Ende April haben wir in der Katholischen Hochschulgemeinde (KHG) Tübingen eine Podiumsdiskussion zur Europawahl veranstaltet. Im Vorgespräch fragte einer unserer Gäste, wie die Hochschulgemeinde politisch so eingestellt sei. Wir taten uns mit der Antwort etwas schwer, da es weder die Hochschulgemeinde gibt noch eine parteipolitische Positionierung oder explizite Wahlwerbung für eine bestimmte Partei infrage käme. Aber schnell merkten wir: Gänzlich unpolitisch sind wir nicht, im Gegenteil.

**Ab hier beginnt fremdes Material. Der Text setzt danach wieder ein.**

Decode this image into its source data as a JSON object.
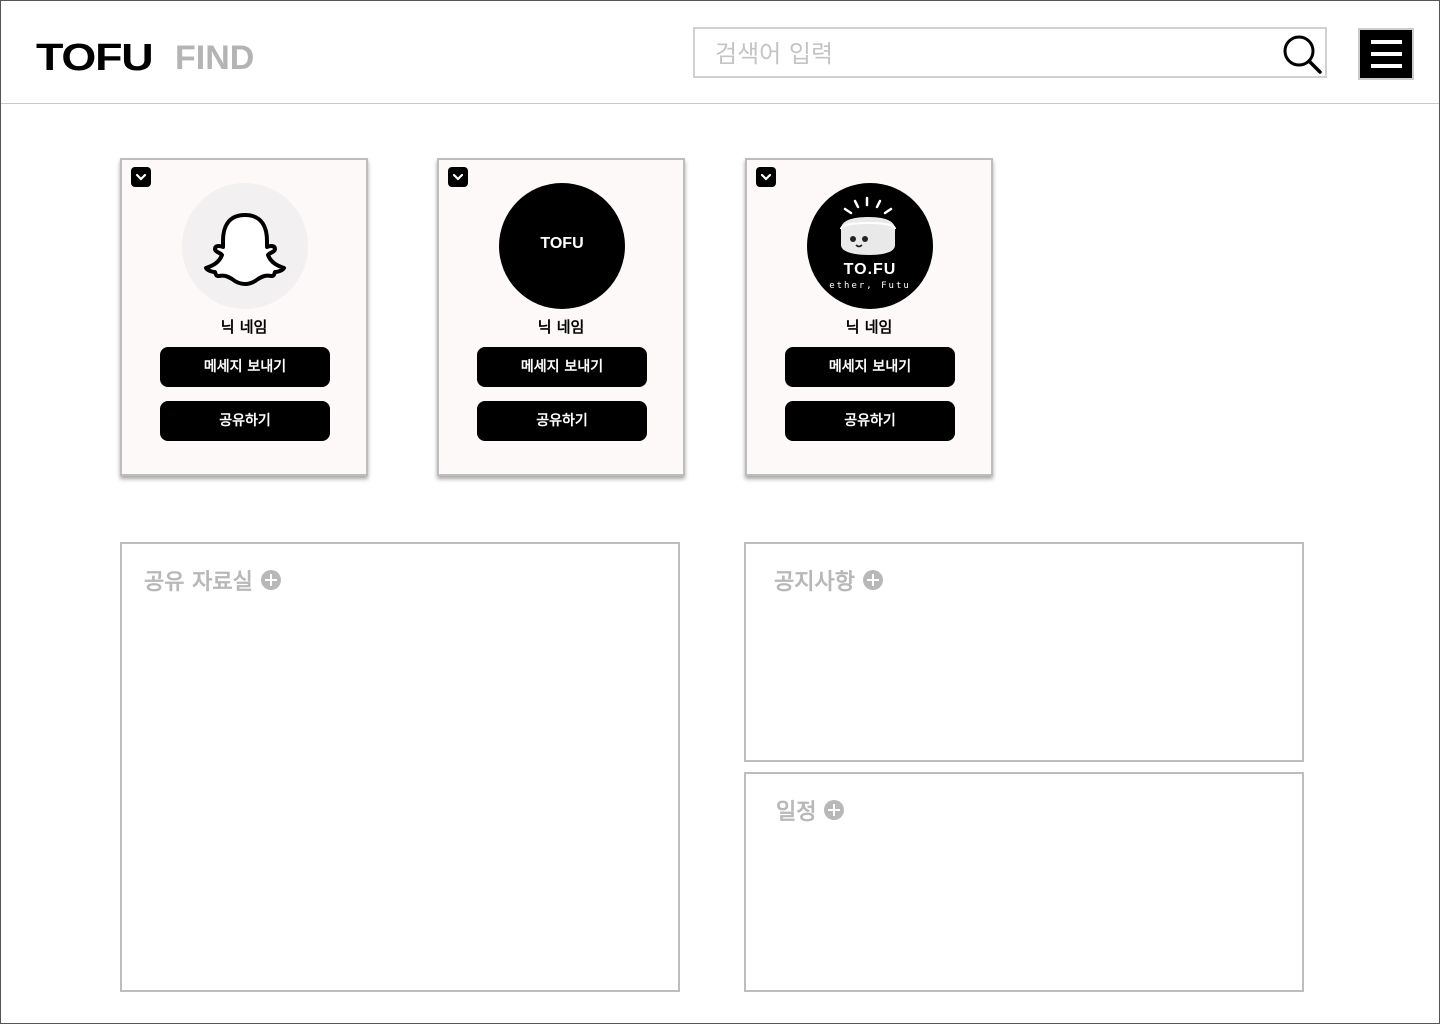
{
  "header": {
    "logo": "TOFU",
    "page_title": "FIND",
    "search_placeholder": "검색어 입력"
  },
  "cards": [
    {
      "nickname": "닉 네임",
      "message_label": "메세지 보내기",
      "share_label": "공유하기",
      "avatar": "ghost-icon"
    },
    {
      "nickname": "닉 네임",
      "message_label": "메세지 보내기",
      "share_label": "공유하기",
      "avatar": "tofu-logo",
      "avatar_text": "TOFU"
    },
    {
      "nickname": "닉 네임",
      "message_label": "메세지 보내기",
      "share_label": "공유하기",
      "avatar": "tofu-character-logo",
      "avatar_text": "TO.FU",
      "avatar_subtext": "ether, Futu"
    }
  ],
  "panels": {
    "shared_files": {
      "title": "공유 자료실"
    },
    "notices": {
      "title": "공지사항"
    },
    "schedule": {
      "title": "일정"
    }
  },
  "colors": {
    "accent": "#000000",
    "muted_text": "#b8b8b8",
    "card_background": "#fdf9f8",
    "border": "#bdbdbd"
  }
}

Als „Umbruch“ zum Schwerpunktthema des Sommersemesters 2024 gewählt wurde, lag es nahe, die Europäische Union und die Europawahl am 9. Juni in den Blick zu nehmen. Umbrüche auf europäischer Ebene gibt es einige: Da sind die umstrittene Reform des Gemeinsamen Europäischen Asylsystems (GEAS) oder die in zahlreichen europäischen Ländern erstarkenden rechtsextremen Kräfte. Was wird angesichts der drastisch voranschreitenden Klimakrise aus dem Green Deal, dem Klimapaket der EU? Ganz grundlegend stellt sich die Frage: Welche Zukunft hat die Europäische Union überhaupt? Oder ist ihre Blütezeit vielleicht längst vorbei?

Als Christ:innen darf uns nicht egal sein,  was in Europa geschieht

Die Autorin
Johanna Müller (20) studiert Katholische Theologie in Tübingen und kommt aus dem Bistum Münster. Sie war jüngstes Mitglied der Vollversammlung des Synodalen Weges und arbeitete im Forum „Macht und Gewaltenteilung“ mit.

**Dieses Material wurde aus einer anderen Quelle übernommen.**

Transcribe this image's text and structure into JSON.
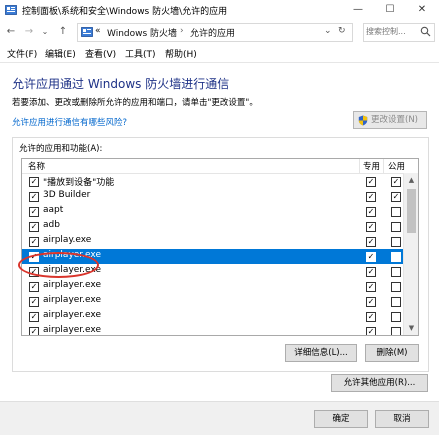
{
  "window": {
    "title": "控制面板\\系统和安全\\Windows 防火墙\\允许的应用",
    "minimize_glyph": "—",
    "maximize_glyph": "☐",
    "close_glyph": "✕"
  },
  "address": {
    "back_glyph": "←",
    "forward_glyph": "→",
    "dropdown_glyph": "⌄",
    "up_glyph": "↑",
    "prefix": "«",
    "crumbs": [
      "Windows 防火墙",
      "允许的应用"
    ],
    "separator": "›",
    "dropdown2_glyph": "⌄",
    "refresh_glyph": "↻",
    "search_placeholder": "搜索控制..."
  },
  "menu": [
    "文件(F)",
    "编辑(E)",
    "查看(V)",
    "工具(T)",
    "帮助(H)"
  ],
  "main": {
    "heading": "允许应用通过 Windows 防火墙进行通信",
    "subtext": "若要添加、更改或删除所允许的应用和端口，请单击\"更改设置\"。",
    "risk_link": "允许应用进行通信有哪些风险?",
    "change_settings": "更改设置(N)",
    "group_label": "允许的应用和功能(A):",
    "columns": {
      "name": "名称",
      "private": "专用",
      "public": "公用"
    },
    "rows": [
      {
        "name": "\"播放到设备\"功能",
        "enabled": true,
        "private": true,
        "public": true,
        "selected": false
      },
      {
        "name": "3D Builder",
        "enabled": true,
        "private": true,
        "public": true,
        "selected": false
      },
      {
        "name": "aapt",
        "enabled": true,
        "private": true,
        "public": false,
        "selected": false
      },
      {
        "name": "adb",
        "enabled": true,
        "private": true,
        "public": false,
        "selected": false
      },
      {
        "name": "airplay.exe",
        "enabled": true,
        "private": true,
        "public": false,
        "selected": false
      },
      {
        "name": "airplayer.exe",
        "enabled": true,
        "private": true,
        "public": false,
        "selected": true
      },
      {
        "name": "airplayer.exe",
        "enabled": true,
        "private": true,
        "public": false,
        "selected": false
      },
      {
        "name": "airplayer.exe",
        "enabled": true,
        "private": true,
        "public": false,
        "selected": false
      },
      {
        "name": "airplayer.exe",
        "enabled": true,
        "private": true,
        "public": false,
        "selected": false
      },
      {
        "name": "airplayer.exe",
        "enabled": true,
        "private": true,
        "public": false,
        "selected": false
      },
      {
        "name": "airplayer.exe",
        "enabled": true,
        "private": true,
        "public": false,
        "selected": false
      }
    ],
    "details_button": "详细信息(L)...",
    "delete_button": "删除(M)",
    "allow_other_button": "允许其他应用(R)..."
  },
  "footer": {
    "ok": "确定",
    "cancel": "取消"
  },
  "scroll_arrows": {
    "up": "▲",
    "down": "▼"
  },
  "colors": {
    "selection": "#0078d7",
    "heading": "#1e3287",
    "link": "#0066cc",
    "annotation_circle": "#d9342b"
  },
  "icons": [
    "control-panel-icon",
    "shield-icon",
    "search-icon",
    "refresh-icon"
  ]
}
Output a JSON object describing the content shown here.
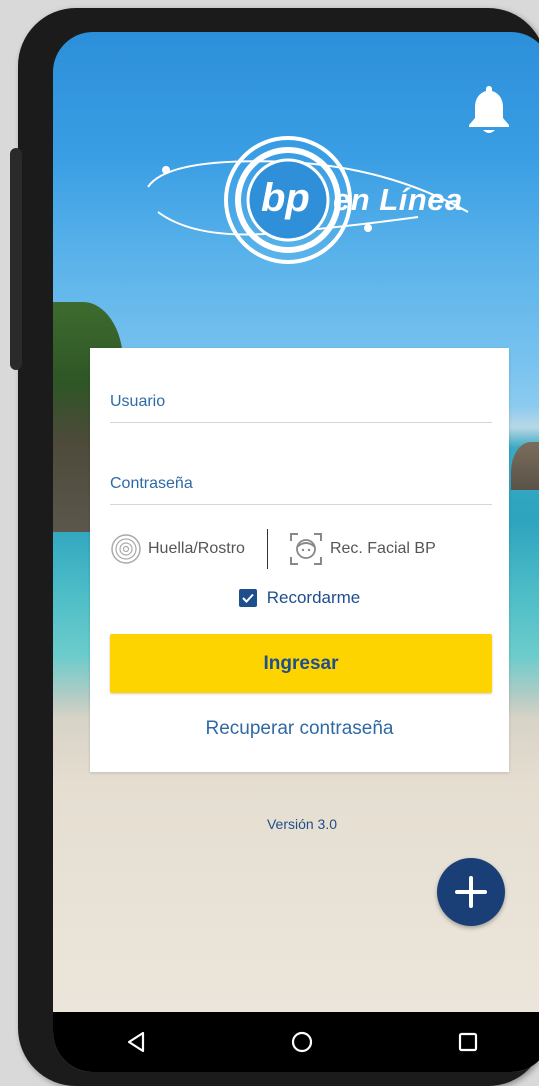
{
  "header": {
    "logo_text": "en Línea",
    "logo_monogram": "bp"
  },
  "login": {
    "username_placeholder": "Usuario",
    "password_placeholder": "Contraseña",
    "biometric_label": "Huella/Rostro",
    "facial_label": "Rec. Facial BP",
    "remember_label": "Recordarme",
    "remember_checked": true,
    "login_button": "Ingresar",
    "recover_link": "Recuperar contraseña"
  },
  "footer": {
    "version": "Versión 3.0"
  },
  "icons": {
    "notification": "bell-icon",
    "fab": "plus-icon",
    "nav": [
      "back-icon",
      "home-icon",
      "recents-icon"
    ]
  },
  "colors": {
    "brand_blue": "#1f4e8c",
    "accent_yellow": "#fdd400",
    "fab_blue": "#1a3f76"
  }
}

Insbesondere meine Generation, die selbstverständlich europäisch aufgewachsen ist, wird direkt davon betroffen sein, wie es mit der EU weitergeht. Dass die Wahlbeteiligung bei den letzten Europawahlen so gering war, bedeutet ja nicht, dass sie unwichtig wären.

Als Christ:innen darf uns nicht egal sein, was um uns herum, also auch was in Europa geschieht. Und es kann uns nicht nur nicht egal sein - ich möchte hinzufügen: Wenn wir Jesu Botschaft vom Reich Gottes ernst nehmen, müssen wir uns konsequent am Wohl des Menschen orientieren und uns an die Seite der Armen, Geflüchteten, der Schutzlosen und Unterdrückten stellen. Wenn man sich das mal bewusst macht, kann das Leben als Christ:in nicht unpolitisch sein.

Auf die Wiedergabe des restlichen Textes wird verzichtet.